Sejarah Hari Buruh Dunia dan
Indonesia
Setiap tanggal 1 Mei, kaum buruh
dari seluruh dunia memperingati peristiwa besar demonstrasi kaum buruh di Amerika
Serikat pada tahun 1886, yang menuntut pemberlakuan delapan jam kerja.
Tuntutan ini terkait dengan kondisi
saat itu, ketika kaum buruh dipaksa bekerja selama 12 sampai 16 jam per hari.
Demonstrasi besar yang berlangsung sejak April 1886 pada awalnya didukung oleh
sekitar 250 ribu buruh.
Dalam jangka waktu dua minggu
membesar menjadi sekitar 350 ribu buruh. Kota Chicago adalah jantung gerakan
diikuti oleh sekitar 90 ribu buruh. Di New York, demonstrasi yang sama diikuti
oleh sekitar 10 ribu buruh, di Detroit diikuti 11 ribu buruh. Demonstrasi pun
menjalar ke berbagai kota seperti Louisville dan di Baltimore demonstrasi
mempersatukan buruh berkulit putih dan hitam. Sampai pada tanggal 1 Mei 1886,
demonstrasi yang menjalar dari Maine ke Texas, dan dari New Jersey ke Alabama
diikuti oleh setengah juta buruh di negeri tersebut.

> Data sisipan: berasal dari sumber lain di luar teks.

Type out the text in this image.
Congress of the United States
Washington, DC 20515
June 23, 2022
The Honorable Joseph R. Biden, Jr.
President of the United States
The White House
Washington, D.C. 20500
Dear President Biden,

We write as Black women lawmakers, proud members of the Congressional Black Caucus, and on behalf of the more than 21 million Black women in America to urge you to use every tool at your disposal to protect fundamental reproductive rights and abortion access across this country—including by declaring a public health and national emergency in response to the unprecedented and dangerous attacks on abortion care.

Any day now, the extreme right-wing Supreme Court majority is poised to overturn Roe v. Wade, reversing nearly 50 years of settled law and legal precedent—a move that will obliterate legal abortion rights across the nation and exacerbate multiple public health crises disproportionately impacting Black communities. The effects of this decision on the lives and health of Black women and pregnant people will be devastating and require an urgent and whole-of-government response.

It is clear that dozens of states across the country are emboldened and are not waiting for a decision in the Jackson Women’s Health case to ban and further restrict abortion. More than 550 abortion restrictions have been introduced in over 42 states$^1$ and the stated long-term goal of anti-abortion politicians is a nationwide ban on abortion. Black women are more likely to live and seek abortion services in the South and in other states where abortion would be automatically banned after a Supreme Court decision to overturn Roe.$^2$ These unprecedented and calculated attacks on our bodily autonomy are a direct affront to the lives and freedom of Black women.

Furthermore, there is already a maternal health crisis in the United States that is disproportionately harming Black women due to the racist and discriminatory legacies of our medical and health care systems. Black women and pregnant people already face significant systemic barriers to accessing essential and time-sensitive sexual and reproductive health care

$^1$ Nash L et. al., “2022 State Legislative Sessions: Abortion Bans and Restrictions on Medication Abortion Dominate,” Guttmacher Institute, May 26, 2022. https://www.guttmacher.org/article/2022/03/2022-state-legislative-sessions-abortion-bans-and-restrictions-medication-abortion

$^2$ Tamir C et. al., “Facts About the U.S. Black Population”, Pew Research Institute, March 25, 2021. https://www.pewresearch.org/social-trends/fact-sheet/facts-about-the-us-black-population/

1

Perkembangan ini memancing reaksi
yang juga besar dari kalangan pengusaha dan pejabat pemerintahan setempat saat
itu. Melalui Chicago’s Commercial Club, dikeluarkan dana sekitar US$ 2.000
untuk membeli peralatan senjata mesin guna menghadapi demonstrasi. Demonstrasi
damai menuntut pengurangan jam kerja itu pun berakhir dengan korban dan
kerusuhan. Sekitar 180 polisi menghadang demonstrasi dan memerintahkan agar
demonstran membubarkan diri.
Sebuah bom meledak di dekat barisan
polisi. Polisi pun membabi-buta menembaki buruh yang berdemonstrasi. Akibatnya
korban pun jatuh dari pihak buruh pada tanggal 3 Mei 1886, empat orang buruh
tewas dan puluhan lainnya terluka. Dengan tuduhan terlibat dalam pemboman
delapan orang aktivis buruh ditangkap dan dipenjarakan. Akibat dari tindakan
ini, polisi menerapkan pelarangan terhadap setiap demonstrasi buruh. Namun kaum
buruh tidak begitu saja menyerah dan pada tahun 1888 kembali melakukan aksi
dengan tuntutan yang sama. Selain itu, juga memutuskan untuk kembali melakukan
demonstrasi pada 1 Mei 1890.
Rangkaian demonstrasi yang terjadi
pada saat itu, tidak hanya terjadi di Amerika Serikat. Bahkan menurut Rosa
Luxemburg (1894), demonstrasi menuntut pengurangan jam kerja menjadi 8 jam
perhari tersebut sebenarnya diinsipirasikan oleh demonstrasi serupa yang
terjadi sebelumnya di Australia pada tahun 1856. Tuntutan pengurangan jam kerja
juga singgah di Eropa. Saat itu, gerakan buruh di Eropa tengah menguat. Tentu
saja, fenomena ini semakin mengentalkan kesatuan dalam gerakan buruh se-dunia
dalam satu perjuangan.
Peristiwa monumental yang menjadi
puncak dari persatuan gerakan buruh dunia adalah penyelenggaraan Kongres Buruh
Internasional tahun 1889. Kongres yang dihadiri ratusan delegasi dari berbagai
negeri dan memutuskan delapan jam kerja per hari menjadi tuntutan utama kaum
buruh seluruh dunia. Selain itu, Kongres juga menyambut usulan delegasi buruh
dari Amerika Serikat yang menyerukan pemogokan umum 1 Mei 1890 guna menuntut
pengurangan jam kerja dengan menjadikan tanggal 1 Mei sebagai Hari Buruh
se-Dunia.
Delapan jam/hari atau 40 jam/minggu
(lima hari kerja) telah ditetapkan menjadi standar perburuhan internasional
oleh ILO melalui Konvensi ILO no. 01 tahun 1919 dan Konvensi no. 47 tahun 1935.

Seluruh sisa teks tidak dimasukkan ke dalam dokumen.